Build in multi strategy again.

This time, comment param=compiler.multiStrategiesWaitOnAllRuns=1 as you want to go as quick as you can.

Frequency override

To help timing closure, the frequency of the CU clocks can be overwritten setting the following parameters in wizard_config.json.

Clocks description

Parameter

Range

Default

Description

cu_configuration.clock.0.freq

[200;500]

300 MHz

This parameter defines the frequency (in MHz) of clock0 for all CUs.
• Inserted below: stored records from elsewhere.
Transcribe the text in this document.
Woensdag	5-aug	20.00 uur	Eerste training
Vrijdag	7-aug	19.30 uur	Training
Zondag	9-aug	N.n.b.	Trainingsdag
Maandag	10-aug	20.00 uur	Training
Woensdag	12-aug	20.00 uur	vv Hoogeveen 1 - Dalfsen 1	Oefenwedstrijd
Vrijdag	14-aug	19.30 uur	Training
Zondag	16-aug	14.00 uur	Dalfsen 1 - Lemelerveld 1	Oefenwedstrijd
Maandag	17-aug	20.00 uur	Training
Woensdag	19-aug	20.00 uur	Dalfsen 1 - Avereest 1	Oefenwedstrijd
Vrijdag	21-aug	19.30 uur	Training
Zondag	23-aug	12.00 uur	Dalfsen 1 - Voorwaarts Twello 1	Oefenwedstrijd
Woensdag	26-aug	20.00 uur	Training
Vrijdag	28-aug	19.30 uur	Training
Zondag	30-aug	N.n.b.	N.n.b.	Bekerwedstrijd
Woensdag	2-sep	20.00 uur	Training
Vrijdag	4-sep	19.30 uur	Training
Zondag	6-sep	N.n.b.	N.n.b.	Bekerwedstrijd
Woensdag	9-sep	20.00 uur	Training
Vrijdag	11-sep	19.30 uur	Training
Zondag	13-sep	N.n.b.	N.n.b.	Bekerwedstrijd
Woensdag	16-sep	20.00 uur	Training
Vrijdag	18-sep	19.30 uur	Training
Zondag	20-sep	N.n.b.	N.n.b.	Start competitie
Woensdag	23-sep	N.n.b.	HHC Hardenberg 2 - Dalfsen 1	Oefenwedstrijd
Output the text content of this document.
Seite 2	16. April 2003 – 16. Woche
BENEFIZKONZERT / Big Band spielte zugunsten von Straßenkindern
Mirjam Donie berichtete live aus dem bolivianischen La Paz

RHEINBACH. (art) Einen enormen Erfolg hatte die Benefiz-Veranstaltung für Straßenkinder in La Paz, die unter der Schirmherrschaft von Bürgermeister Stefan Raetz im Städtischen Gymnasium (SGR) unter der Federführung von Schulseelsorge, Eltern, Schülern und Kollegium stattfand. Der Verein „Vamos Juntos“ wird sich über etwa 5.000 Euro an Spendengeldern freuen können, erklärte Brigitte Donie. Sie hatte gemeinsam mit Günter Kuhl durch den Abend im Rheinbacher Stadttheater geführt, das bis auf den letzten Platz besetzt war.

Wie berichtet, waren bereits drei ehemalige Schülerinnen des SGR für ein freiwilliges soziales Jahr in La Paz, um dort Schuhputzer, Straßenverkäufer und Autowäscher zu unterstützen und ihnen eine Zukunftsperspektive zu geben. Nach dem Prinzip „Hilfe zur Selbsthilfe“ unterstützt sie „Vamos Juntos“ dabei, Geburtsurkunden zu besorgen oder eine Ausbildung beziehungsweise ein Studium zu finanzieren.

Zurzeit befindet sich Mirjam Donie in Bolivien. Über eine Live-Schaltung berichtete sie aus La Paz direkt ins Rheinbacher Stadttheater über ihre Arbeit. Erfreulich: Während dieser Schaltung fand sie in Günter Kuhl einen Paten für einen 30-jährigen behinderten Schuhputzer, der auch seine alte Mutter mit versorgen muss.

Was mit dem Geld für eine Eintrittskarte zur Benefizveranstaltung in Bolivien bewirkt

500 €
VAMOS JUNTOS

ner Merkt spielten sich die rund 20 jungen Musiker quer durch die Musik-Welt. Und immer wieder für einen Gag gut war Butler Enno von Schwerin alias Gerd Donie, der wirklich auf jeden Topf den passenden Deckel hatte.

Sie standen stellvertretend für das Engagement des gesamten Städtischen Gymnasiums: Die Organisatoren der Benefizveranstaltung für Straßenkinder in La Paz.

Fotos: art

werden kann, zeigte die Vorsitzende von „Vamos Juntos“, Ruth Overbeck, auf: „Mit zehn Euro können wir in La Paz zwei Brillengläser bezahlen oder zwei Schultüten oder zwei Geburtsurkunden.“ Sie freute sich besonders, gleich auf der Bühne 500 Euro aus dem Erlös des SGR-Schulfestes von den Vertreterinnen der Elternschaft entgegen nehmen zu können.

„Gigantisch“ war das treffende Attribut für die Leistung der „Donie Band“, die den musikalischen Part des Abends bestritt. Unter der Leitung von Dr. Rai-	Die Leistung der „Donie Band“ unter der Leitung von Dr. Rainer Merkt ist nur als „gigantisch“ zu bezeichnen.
xbtest_wizard consumes this information and sets the Vitis configuration kernel_frequency for clock index 0.

clock0 is used in all CUs for AXI interfaces.

cu_configuration.clock.1.freq

[200;500]

500 MHz

This parameter defines the frequency (in MHz) of clock1 for all CUs.

xbtest_wizard consumes this information and sets the Vitis configuration kernel_frequency for clock index 1.

clock1 is only used in power CUs for all sites defined in the power floorplan.

Enable clock scaling

If the frequency override is not enough, clock scaling may be enabled.

Vitis™ linker run as part of xclbin_generate workflow is set to disable auto scaling by default. This way the xclbin generation will fail when timing is not met.

This is done by setting the following Vitis command line option to false:

compiler.enableAutoFrequencyScaling

If timing is not met, the xclbin_generate workflow will fail.

If you then decide that you are happy with a timing failure, you can add the following option to your run (not recommended).

compiler.skipTimingCheckAndFrequencyScaling

Warning

If actual frequency of ap_clk and configured frequency (cu_configuration.clock.0.freq) are different, BW and latency measurements reported by xbtest are not accurate.